Największym wyzwaniem, przed jakim stanęli filmowcy, było realistyczne ukazanie świata z perspektywy OzN. Pomógł im tutaj współtwórca filmu, Krzysztof Gudzelak, dziennikarz, ogólnopolski działacz społeczny na rzecz integracji i łamania stereotypów OzN, oraz osoba dotknięta schorzeniem MPD. Sama koncepcja filmu, chociaż fikcyjna, oparta jest na jego prawdziwych doświadczeniach oraz pomyśle.
“Każdy filmowiec ma czarny pas w sztuce improwizacji” powiedział reżyser “ często musieliśmy błyskawicznie reagować na nagłe zmiany sytuacji czy kombinować, jak zrobić profesjonalny film w studenckim budżecie. Ten film był dla nas jedną wielką lekcją, wskazującą, że z każdego wyzwania jest wyjście oraz, że szczęściu bardzo pomaga odwaga.” Historia powstania tego filmu była też pełna wyzwań oraz zbiegów okoliczności. Reżyser spotkał główną aktorkę i współscenarzystkę, nie na castingu a stojąc w kolejce do kasy w trakcie festiwalu filmowego!

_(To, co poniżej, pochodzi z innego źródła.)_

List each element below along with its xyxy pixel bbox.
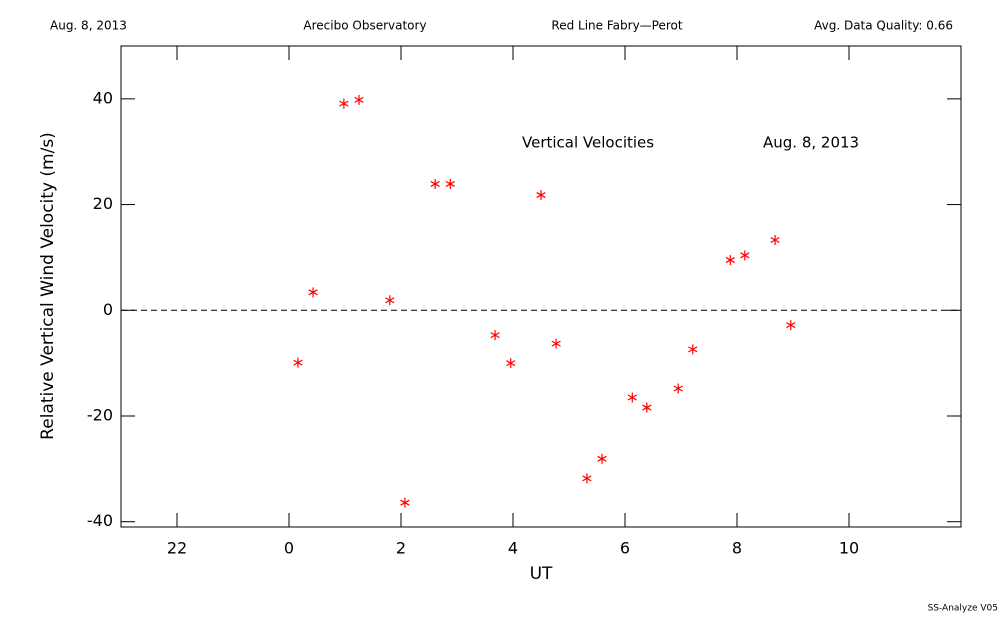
- point: [740, 250, 750, 261]
- point: [551, 338, 561, 349]
- header-site: Arecibo Observatory: [303, 19, 426, 33]
- x-tick-label: 4: [508, 539, 518, 558]
- point: [642, 402, 652, 413]
- point: [354, 94, 364, 105]
- x-tick-label: 0: [284, 539, 294, 558]
- y-axis-label: Relative Vertical Wind Velocity (m/s): [38, 132, 58, 440]
- header-quality: Avg. Data Quality: 0.66: [814, 19, 953, 33]
- point: [293, 357, 303, 368]
- point: [400, 497, 410, 508]
- x-axis-label: UT: [530, 564, 553, 584]
- x-tick-label: 2: [396, 539, 406, 558]
- y-tick-label: -20: [87, 406, 113, 425]
- point: [506, 358, 516, 369]
- point: [490, 330, 500, 341]
- point: [725, 255, 735, 266]
- point: [770, 234, 780, 245]
- point: [673, 383, 683, 394]
- y-tick-label: 20: [93, 194, 113, 213]
- header-instrument: Red Line Fabry—Perot: [551, 19, 682, 33]
- point: [339, 98, 349, 109]
- annotation: Aug. 8, 2013: [763, 134, 859, 152]
- point: [582, 473, 592, 484]
- point: [627, 392, 637, 403]
- x-tick-label: 6: [620, 539, 630, 558]
- point: [445, 178, 455, 189]
- point: [597, 453, 607, 464]
- footer: SS-Analyze V05: [928, 604, 998, 614]
- y-tick-label: 0: [103, 300, 113, 319]
- y-tick-label: 40: [93, 88, 113, 107]
- point: [308, 287, 318, 298]
- point: [688, 344, 698, 355]
- y-tick-label: -40: [87, 511, 113, 530]
- x-tick-label: 22: [167, 539, 187, 558]
- header-date: Aug. 8, 2013: [50, 19, 127, 33]
- point: [430, 178, 440, 189]
- point: [385, 295, 395, 306]
- annotation: Vertical Velocities: [522, 134, 654, 152]
- point: [536, 190, 546, 201]
- plot-frame: [120, 45, 962, 528]
- point: [786, 320, 796, 331]
- x-tick-label: 10: [839, 539, 859, 558]
- x-tick-label: 8: [732, 539, 742, 558]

Film “Niech się dymi” swoja polską premierę będzie miał 4 września na 22. Europejskim Festiwalu Filmowym Integracja Ty i Ja w Koszalinie. Pierwszy światowy pokaz odbył się na festiwalu Mostra Livre Do Cinema w Sao Paulo. Film był pokazywany też na Festiwalu NUFF w Norwegii oraz Sicani Cinema Experience na Sycylii.
Film powstał dzięki pomocy Hotelu Lord, Zajazdu Pod Różami Augustówka oraz wsparcia finansowego Suwalskich Kopalni Surowców Mineralnych.